Over the years, I have had a supervisor who instilled in me some very important facets of being in the military. First, make sure you have all your boxes checked as soon as you can. Get your PME, your skill level, and any other requirement done. Make sure it's not your fault you aren't getting promoted. Second, you should be doing the job of the next rank before you pin it on. Accept the responsibility before it is thrust upon you.

He taught me to accept responsibility. He pushed me out of my comfort zone into situations I didn't want to be in, but it was the best thing he could have done for me. It opened my eyes and my mind, and forced me to learn even more about myself. I learned that being in charge doesn't mean you have to be in the middle of everything. I used to accept additional duties all the time, thinking that if I didn't do it, the job wouldn't get done or it wouldn't get done right. I found out that this was counter-productive, that a lot of things fell through the cracks because I wouldn't let go of them. I'm getting better.

I think one of the biggest things he taught me was to take care of my people. He did this in more than just words. It didn't matter what kind of a job I did on any project, if I didn't do something to recognize my people who worked on the project with me, he wouldn't recognize my performance. This might sound like negative feedback, but it worked. I want others to recognize my actions. This also taught me another valuable leadership trait. You have to learn what works for different situations and different people. What works for one person in one situation may not work for someone else in that situation.
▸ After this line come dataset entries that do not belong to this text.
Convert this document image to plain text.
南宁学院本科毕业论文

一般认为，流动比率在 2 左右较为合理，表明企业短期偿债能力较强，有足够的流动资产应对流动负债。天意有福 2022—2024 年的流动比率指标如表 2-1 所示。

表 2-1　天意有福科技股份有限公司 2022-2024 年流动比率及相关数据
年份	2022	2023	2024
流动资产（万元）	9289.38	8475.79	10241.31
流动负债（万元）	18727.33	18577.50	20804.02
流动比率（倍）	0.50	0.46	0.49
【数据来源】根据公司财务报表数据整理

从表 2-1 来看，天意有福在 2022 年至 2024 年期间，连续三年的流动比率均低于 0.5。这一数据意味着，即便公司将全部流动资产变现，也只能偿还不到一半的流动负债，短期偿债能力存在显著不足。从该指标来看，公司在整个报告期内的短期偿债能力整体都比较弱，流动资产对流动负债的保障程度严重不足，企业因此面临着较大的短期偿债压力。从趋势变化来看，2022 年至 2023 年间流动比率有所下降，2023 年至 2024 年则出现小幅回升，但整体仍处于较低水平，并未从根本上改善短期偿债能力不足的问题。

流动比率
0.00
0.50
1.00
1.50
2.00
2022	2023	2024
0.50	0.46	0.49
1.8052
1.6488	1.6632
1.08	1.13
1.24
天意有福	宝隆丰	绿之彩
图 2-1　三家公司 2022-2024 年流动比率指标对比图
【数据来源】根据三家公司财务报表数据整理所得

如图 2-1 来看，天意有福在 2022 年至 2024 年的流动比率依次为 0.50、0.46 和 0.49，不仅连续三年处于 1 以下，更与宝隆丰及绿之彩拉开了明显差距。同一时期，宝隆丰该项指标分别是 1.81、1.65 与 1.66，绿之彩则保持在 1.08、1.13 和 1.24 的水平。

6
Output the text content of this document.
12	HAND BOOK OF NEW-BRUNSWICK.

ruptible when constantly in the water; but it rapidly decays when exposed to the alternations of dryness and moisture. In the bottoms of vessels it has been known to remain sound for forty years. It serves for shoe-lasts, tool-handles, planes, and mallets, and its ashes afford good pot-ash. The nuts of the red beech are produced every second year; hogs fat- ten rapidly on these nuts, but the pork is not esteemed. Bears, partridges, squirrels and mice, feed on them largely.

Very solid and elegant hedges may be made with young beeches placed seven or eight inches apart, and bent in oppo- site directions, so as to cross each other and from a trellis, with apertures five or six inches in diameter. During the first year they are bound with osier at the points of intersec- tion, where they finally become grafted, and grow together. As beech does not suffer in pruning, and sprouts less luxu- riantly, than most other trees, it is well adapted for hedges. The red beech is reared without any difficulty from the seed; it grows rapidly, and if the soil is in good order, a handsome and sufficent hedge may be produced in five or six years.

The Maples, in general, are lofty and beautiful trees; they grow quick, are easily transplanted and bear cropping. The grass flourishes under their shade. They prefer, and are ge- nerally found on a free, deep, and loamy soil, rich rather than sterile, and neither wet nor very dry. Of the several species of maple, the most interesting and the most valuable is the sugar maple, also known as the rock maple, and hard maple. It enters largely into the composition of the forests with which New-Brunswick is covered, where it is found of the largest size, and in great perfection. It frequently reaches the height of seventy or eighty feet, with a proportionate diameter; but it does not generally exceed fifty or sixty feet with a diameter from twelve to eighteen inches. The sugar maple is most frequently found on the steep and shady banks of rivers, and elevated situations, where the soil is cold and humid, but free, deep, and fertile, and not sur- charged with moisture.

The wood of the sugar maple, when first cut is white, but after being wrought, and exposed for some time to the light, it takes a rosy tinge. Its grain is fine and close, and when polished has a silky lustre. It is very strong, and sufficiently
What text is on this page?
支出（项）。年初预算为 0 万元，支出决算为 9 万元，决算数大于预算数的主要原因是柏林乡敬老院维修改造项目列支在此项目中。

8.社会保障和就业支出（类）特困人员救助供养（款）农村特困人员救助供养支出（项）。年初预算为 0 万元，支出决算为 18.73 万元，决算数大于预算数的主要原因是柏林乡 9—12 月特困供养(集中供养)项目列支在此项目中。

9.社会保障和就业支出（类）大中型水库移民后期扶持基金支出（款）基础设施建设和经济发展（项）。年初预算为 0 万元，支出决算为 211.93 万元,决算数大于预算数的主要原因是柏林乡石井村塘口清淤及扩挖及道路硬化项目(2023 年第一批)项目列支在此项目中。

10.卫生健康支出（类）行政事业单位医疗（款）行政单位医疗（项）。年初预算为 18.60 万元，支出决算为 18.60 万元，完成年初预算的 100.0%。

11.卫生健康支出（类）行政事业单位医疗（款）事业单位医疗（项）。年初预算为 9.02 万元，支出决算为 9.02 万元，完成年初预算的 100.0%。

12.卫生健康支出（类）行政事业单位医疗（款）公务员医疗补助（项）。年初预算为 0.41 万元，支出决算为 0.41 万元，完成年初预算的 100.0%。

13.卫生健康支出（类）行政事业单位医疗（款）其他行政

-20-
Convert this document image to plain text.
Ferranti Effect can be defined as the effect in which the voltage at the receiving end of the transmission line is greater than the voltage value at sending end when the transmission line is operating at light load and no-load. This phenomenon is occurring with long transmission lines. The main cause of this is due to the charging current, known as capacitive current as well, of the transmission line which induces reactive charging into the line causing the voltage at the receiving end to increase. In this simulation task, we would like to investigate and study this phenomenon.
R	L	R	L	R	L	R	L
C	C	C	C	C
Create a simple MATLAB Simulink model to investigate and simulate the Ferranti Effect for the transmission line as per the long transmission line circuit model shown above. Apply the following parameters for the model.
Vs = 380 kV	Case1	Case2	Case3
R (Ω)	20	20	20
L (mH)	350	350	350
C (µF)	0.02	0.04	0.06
The supervisor I owe a debt of thanks to just retired at the end of 2011. In a way, I am writing this down to say thanks to him for all the hard work he's done, not just for me, but for the unit and the Wing as well. I hope he realizes what a profound effect he has had on a lot of people. Thanks, Al.

So, after all these words, what, exactly, am I trying to say? I'm trying to say that I have been blessed through my career. I have had good leaders who molded me and made me better than I thought I could be. They discovered what motivated me and pushed me to be better. If you are a supervisor out there, what are you doing to teach the people coming up behind you? Are you treating them with respect? Are you taking care of them appropriately? And if you're a younger Airman, what are you doing to demonstrate that you have what it takes to move up through the ranks? This doesn't mean waving a flag and saying, "Look what I did!" It means doing your job well, and realizing that it will be noticed.

I've said this many times over the years. Your future is in your own hands. You control how far you can go.